The report, Planning for Resilience: The Challenge of Floodproofing Multifamily Housing (PDF), released today, describes the prevalence of multifamily housing in many flood-prone coastal areas.In addition, it notes that FEMA regulations and flood insurance rates will be a driving factor shaping what retrofits building owners undertake, but outlines concrete actions state and local policymakers can take to help promote longer-term resilience planning by multifamily building owners.
Key findings from the report include:
1. Many major U.S. urban areas have a significant share of housing units in multifamily buildings located in their floodplains.
- New York City: The vast majority of housing units in New York City’s floodplains (over 70%) are is in multifamily buildings. The vast majority of these (over 90%) were built prior to the adoption of floodplain maps in 1983.
- Share of multifamily housing stock in 100- and 500-year floodplains: The share of multifamily units as a share of total units in the 100/500-year floodplains varies significantly across the other metro areas included in this study: Miami (37%), Baltimore/Washington D.C. (33%), Boston (23%), Tampa (23%), Houston (16%), Philadelphia (16%), Providence (14%), and Virginia Beach (13%).
- After New York City, Miami is most at-risk: Of the jurisdictions we analyzed, Miami has both the second largest number of multifamily units in the floodplains (over 400,000), and the second largest share of units in the floodplain that are in multifamily buildings (37%).
2. FEMA’s all-or-nothing compliance rules present significant design and financial challenges to implement, leaving multifamily building owners vulnerable to expensive flood insurance premium hikes.
- Base Flood Elevation (BFE) standardElevate everything: In order for a residential building to comply with FEMA regulations, all building systems and living space must be moved above the Base Flood Elevation (BFE).
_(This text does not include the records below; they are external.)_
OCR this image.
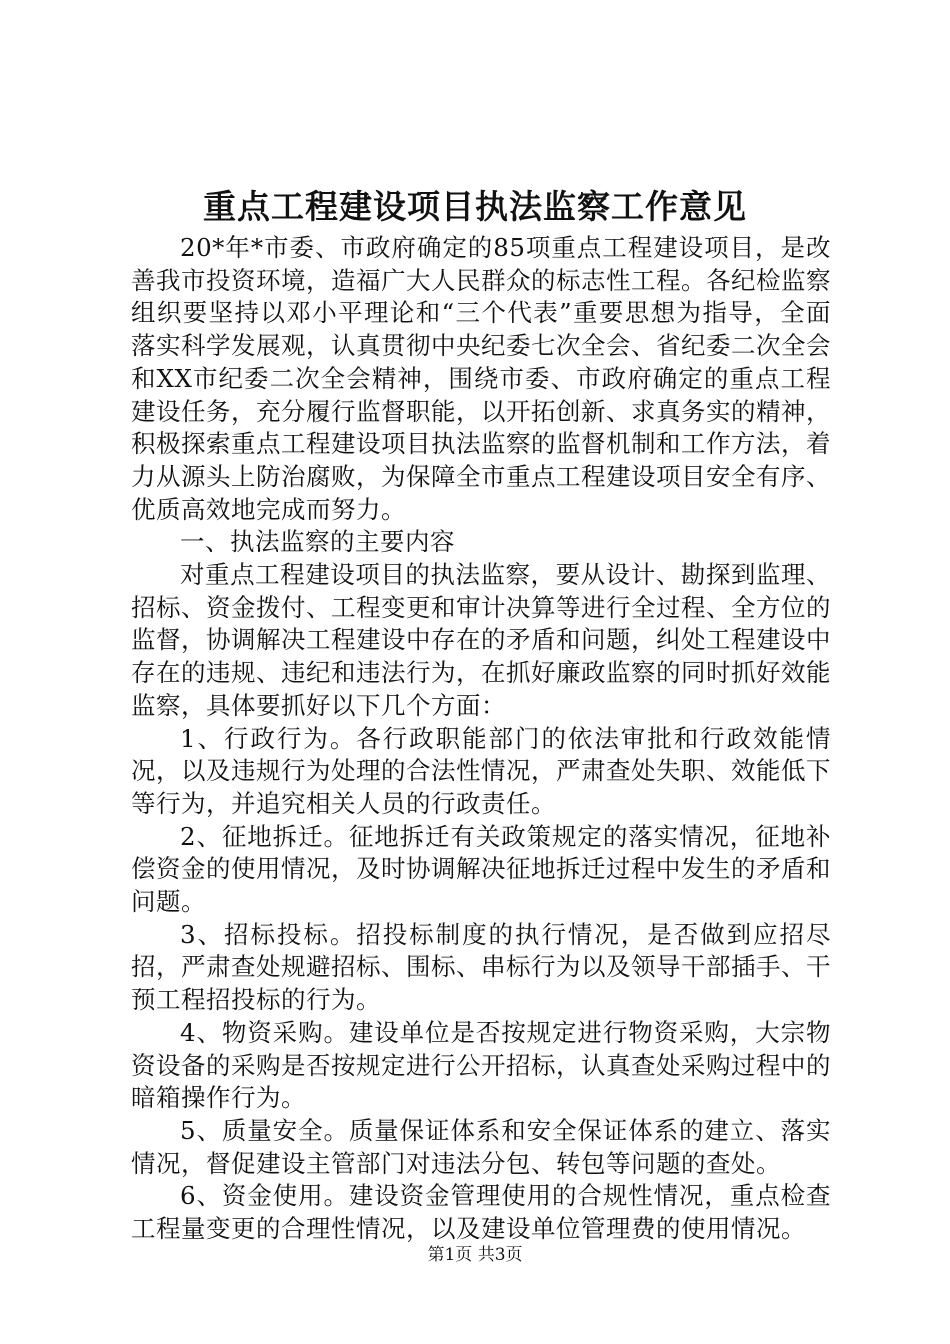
重点工程建设项目执法监察工作意见

20*年*市委、市政府确定的85项重点工程建设项目，是改善我市投资环境，造福广大人民群众的标志性工程。各纪检监察组织要坚持以邓小平理论和“三个代表”重要思想为指导，全面落实科学发展观，认真贯彻中央纪委七次全会、省纪委二次全会和XX市纪委二次全会精神，围绕市委、市政府确定的重点工程建设任务，充分履行监督职能，以开拓创新、求真务实的精神，积极探索重点工程建设项目执法监察的监督机制和工作方法，着力从源头上防治腐败，为保障全市重点工程建设项目安全有序、优质高效地完成而努力。

一、执法监察的主要内容

对重点工程建设项目的执法监察，要从设计、勘探到监理、招标、资金拨付、工程变更和审计决算等进行全过程、全方位的监督，协调解决工程建设中存在的矛盾和问题，纠处工程建设中存在的违规、违纪和违法行为，在抓好廉政监察的同时抓好效能监察，具体要抓好以下几个方面：

1、行政行为。各行政职能部门的依法审批和行政效能情况，以及违规行为处理的合法性情况，严肃查处失职、效能低下等行为，并追究相关人员的行政责任。

2、征地拆迁。征地拆迁有关政策规定的落实情况，征地补偿资金的使用情况，及时协调解决征地拆迁过程中发生的矛盾和问题。

3、招标投标。招投标制度的执行情况，是否做到应招尽招，严肃查处规避招标、围标、串标行为以及领导干部插手、干预工程招投标的行为。

4、物资采购。建设单位是否按规定进行物资采购，大宗物资设备的采购是否按规定进行公开招标，认真查处采购过程中的暗箱操作行为。

5、质量安全。质量保证体系和安全保证体系的建立、落实情况，督促建设主管部门对违法分包、转包等问题的查处。

6、资金使用。建设资金管理使用的合规性情况，重点检查工程量变更的合理性情况，以及建设单位管理费的使用情况。

第1页 共3页
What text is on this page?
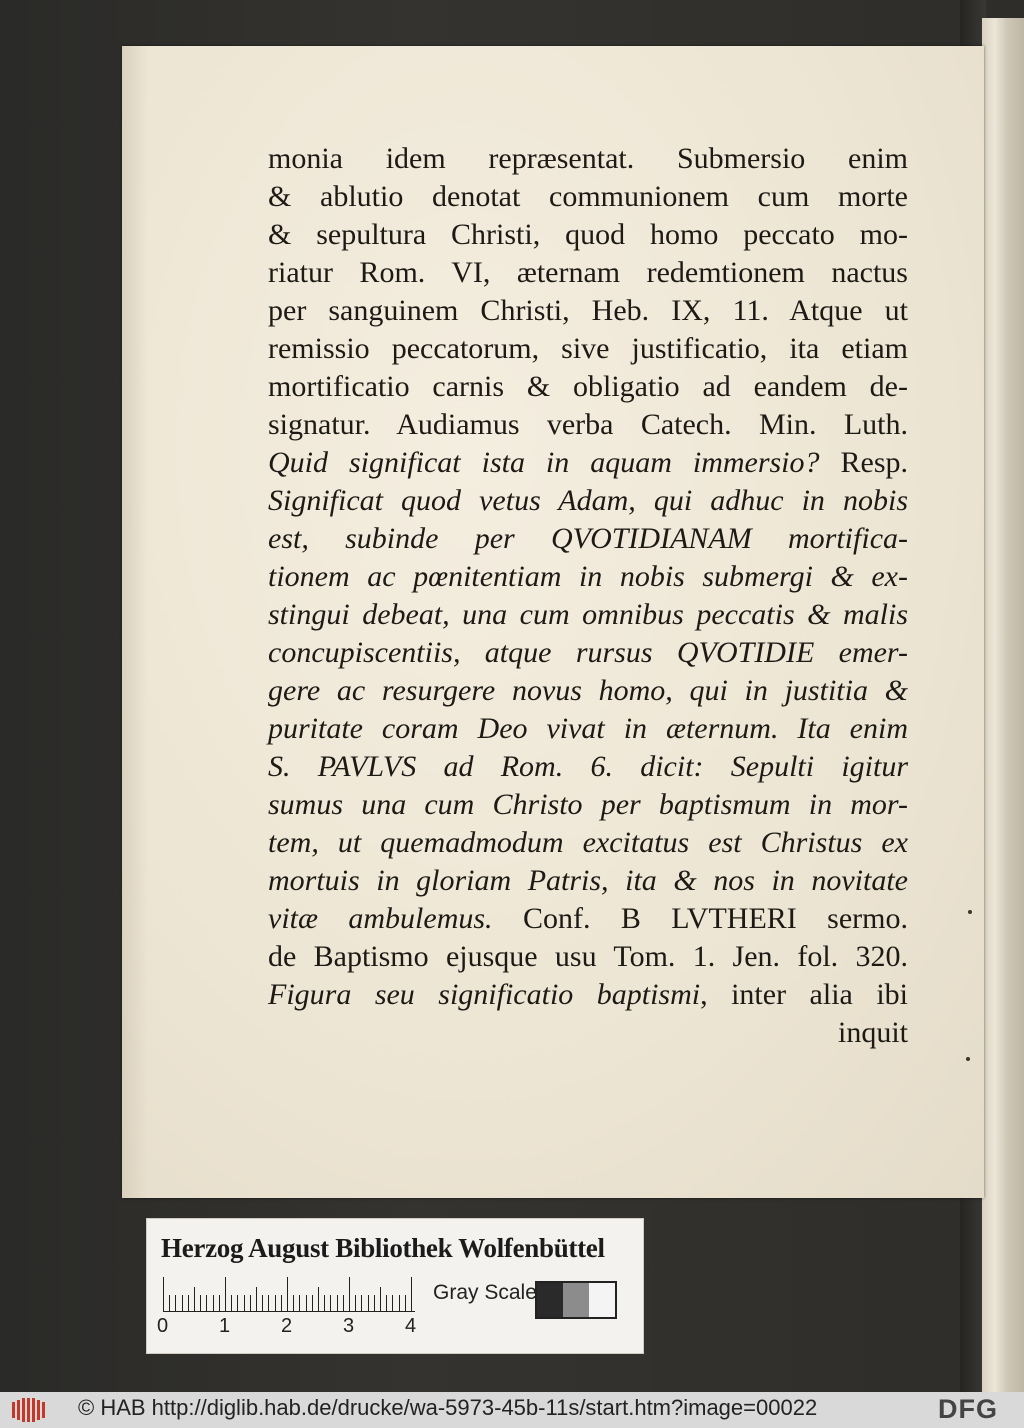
monia idem repræsentat. Submersio enim
& ablutio denotat communionem cum morte
& sepultura Christi, quod homo peccato mo-
riatur Rom. VI, æternam redemtionem nactus
per sanguinem Christi, Heb. IX, 11. Atque ut
remissio peccatorum, sive justificatio, ita etiam
mortificatio carnis & obligatio ad eandem de-
signatur. Audiamus verba Catech. Min. Luth.
Quid significat ista in aquam immersio? Resp.
Significat quod vetus Adam, qui adhuc in nobis
est, subinde per QVOTIDIANAM mortifica-
tionem ac pœnitentiam in nobis submergi & ex-
stingui debeat, una cum omnibus peccatis & malis
concupiscentiis, atque rursus QVOTIDIE emer-
gere ac resurgere novus homo, qui in justitia &
puritate coram Deo vivat in æternum. Ita enim
S. PAVLVS ad Rom. 6. dicit: Sepulti igitur
sumus una cum Christo per baptismum in mor-
tem, ut quemadmodum excitatus est Christus ex
mortuis in gloriam Patris, ita & nos in novitate
vitæ ambulemus. Conf. B LVTHERI sermo.
de Baptismo ejusque usu Tom. 1. Jen. fol. 320.
Figura seu significatio baptismi, inter alia ibi
inquit
Herzog August Bibliothek Wolfenbüttel
0	1	2	3	4
Gray Scale
© HAB http://diglib.hab.de/drucke/wa-5973-45b-11s/start.htm?image=00022	DFG
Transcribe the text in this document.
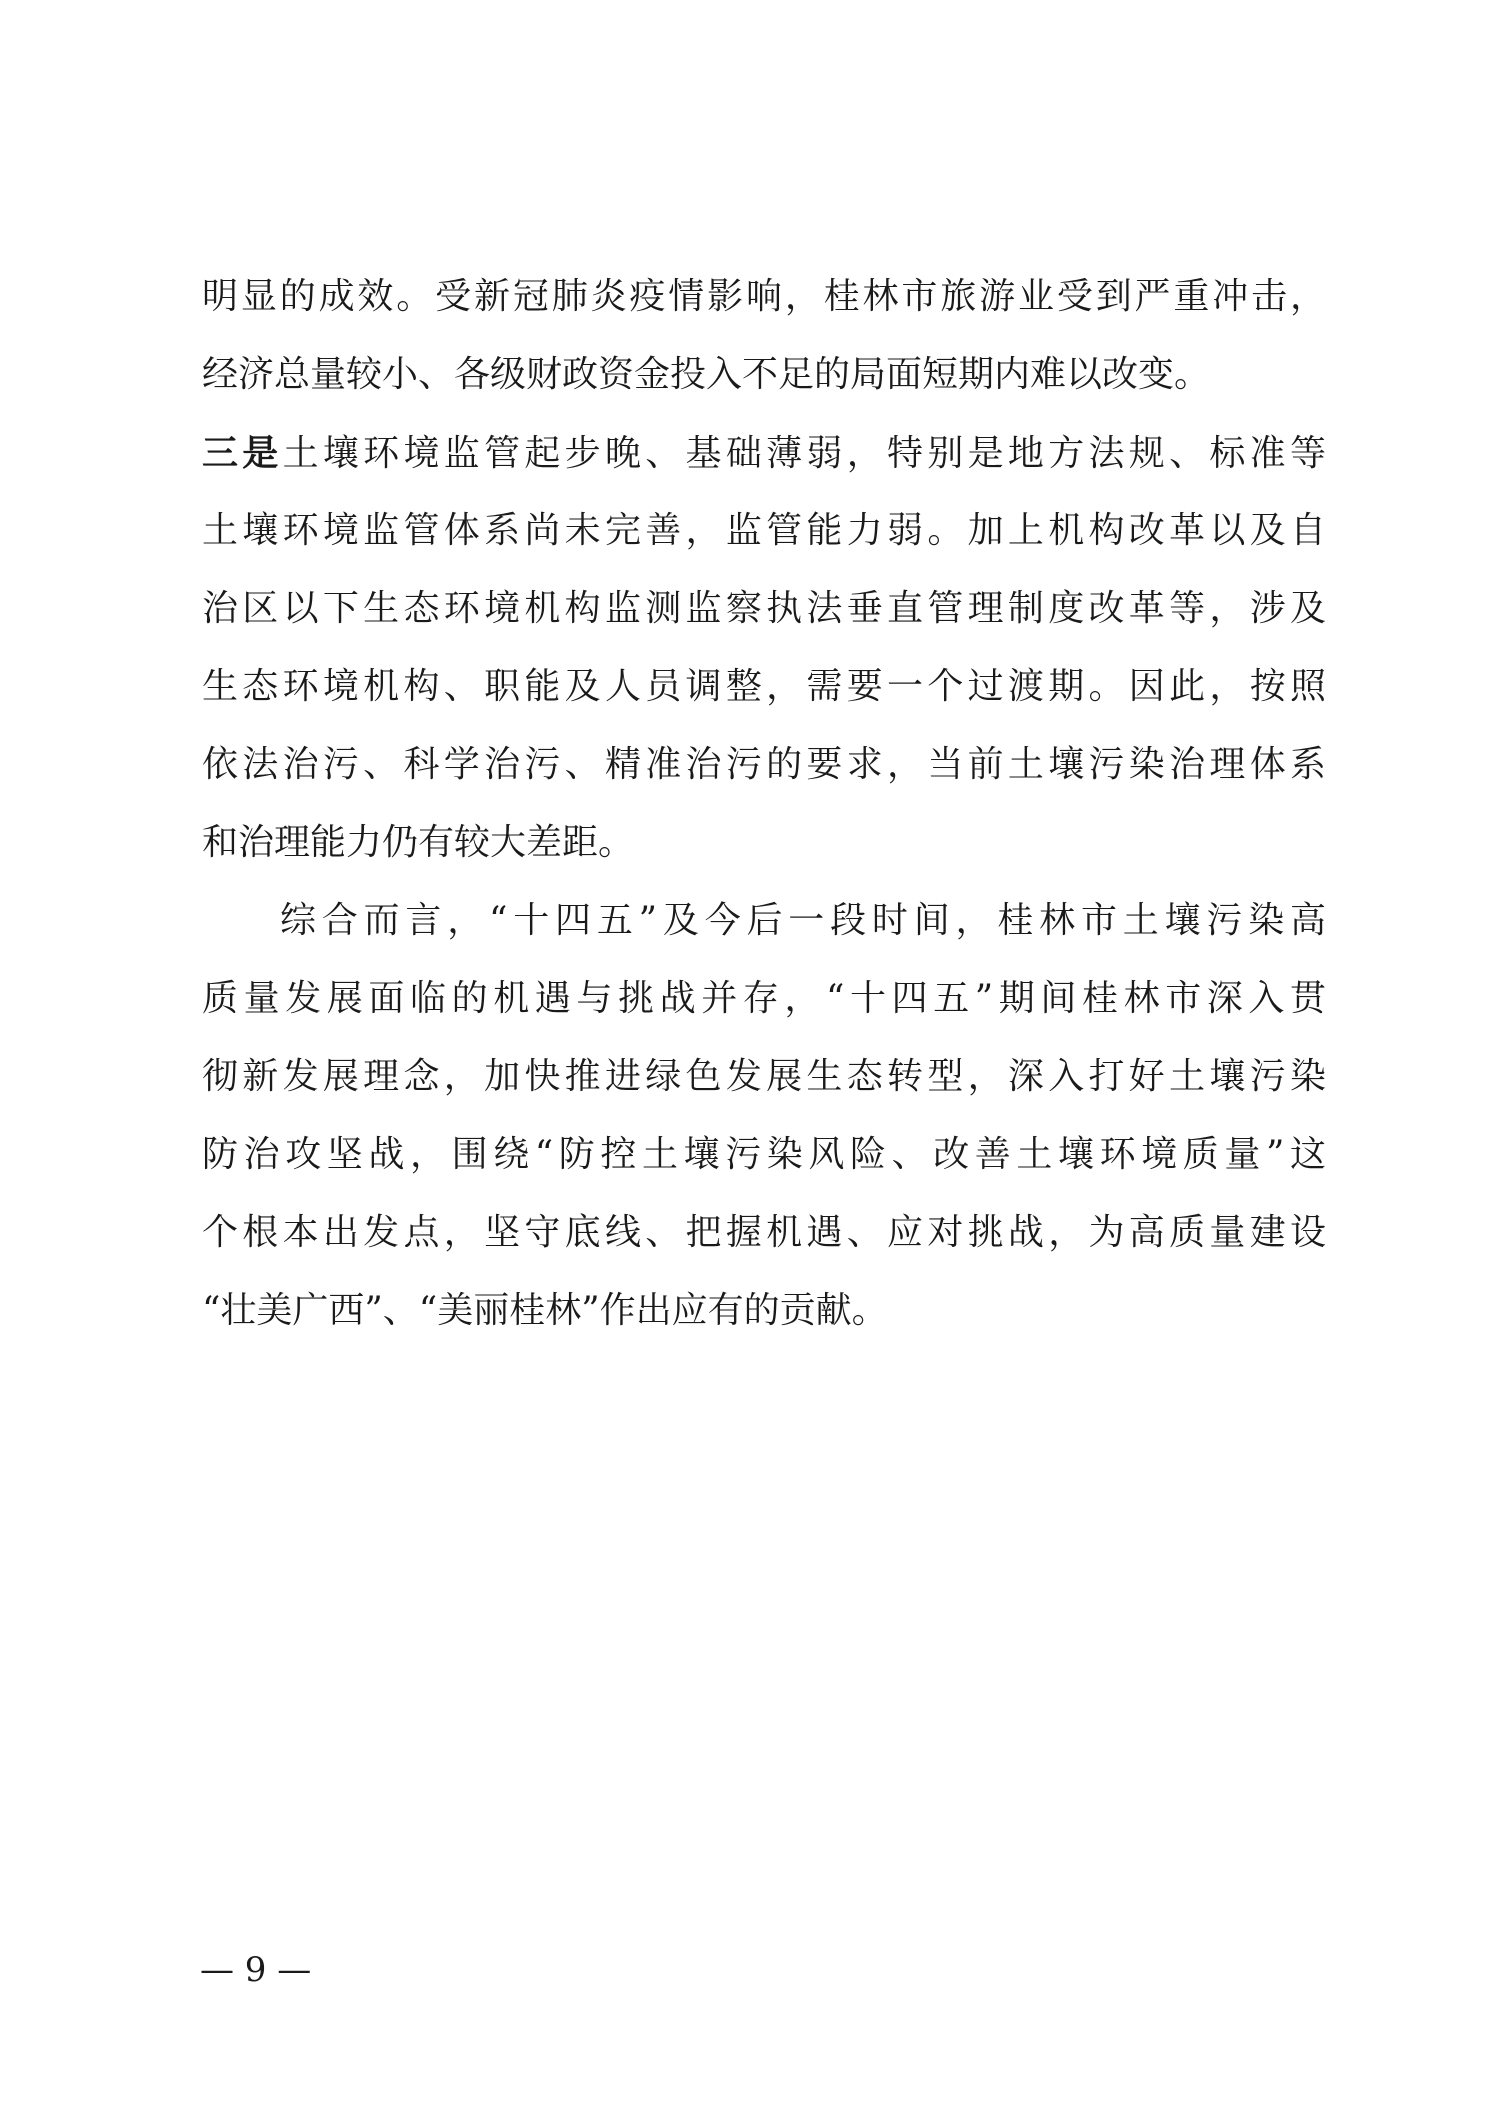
明显的成效。受新冠肺炎疫情影响，桂林市旅游业受到严重冲击，
经济总量较小、各级财政资金投入不足的局面短期内难以改变。
三是土壤环境监管起步晚、基础薄弱，特别是地方法规、标准等
土壤环境监管体系尚未完善，监管能力弱。加上机构改革以及自
治区以下生态环境机构监测监察执法垂直管理制度改革等，涉及
生态环境机构、职能及人员调整，需要一个过渡期。因此，按照
依法治污、科学治污、精准治污的要求，当前土壤污染治理体系
和治理能力仍有较大差距。
综合而言，“十四五”及今后一段时间，桂林市土壤污染高
质量发展面临的机遇与挑战并存，“十四五”期间桂林市深入贯
彻新发展理念，加快推进绿色发展生态转型，深入打好土壤污染
防治攻坚战，围绕“防控土壤污染风险、改善土壤环境质量”这
个根本出发点，坚守底线、把握机遇、应对挑战，为高质量建设
“壮美广西”、“美丽桂林”作出应有的贡献。
— 9 —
Multifamily buildings may often have residential units, common areas, or mechanical systems located on floors below the BFE. Reconfiguring these buildings can be expensive and complex, and threaten the income of a building.
- Financial challenges of retrofitting: Flood retrofits can be expensive and hard to finance, particularly in multifamily buildings serving low- and moderate-income households. Government-subsidized buildings (such as NYCHA properties) may face additional hurdles because of the rigid regulatory structures requirements that govern them
3. While FEMA regulations and flood insurance rates will be a driving factor shaping what retrofits building owners undertake, state and local governments can take important steps to help multifamily buidlings adapt for resilience.
- Align local regulations with resilience goals: Local governments can make sure that local zoning and building codes provide owners flexibility to implement smart resilience strategies. This might include forward-looking regulations that require buildings to elevate higher than what is currently required by FEMA to take into account the risk of future sea level rise.
- Help owners understand and plan to mitigate flood risk: Local policymakers should encourage long-term planning as well as make available the technical resources and information needed to plan.
- Help property owners fund retrofits: Local governments should, at a minimum, encourage owners to include resilience upgrades in their long-term capital plans for their buildings, while also looking for ways to help fund resilient retrofits directly through community investment groups or philanthropic organizations.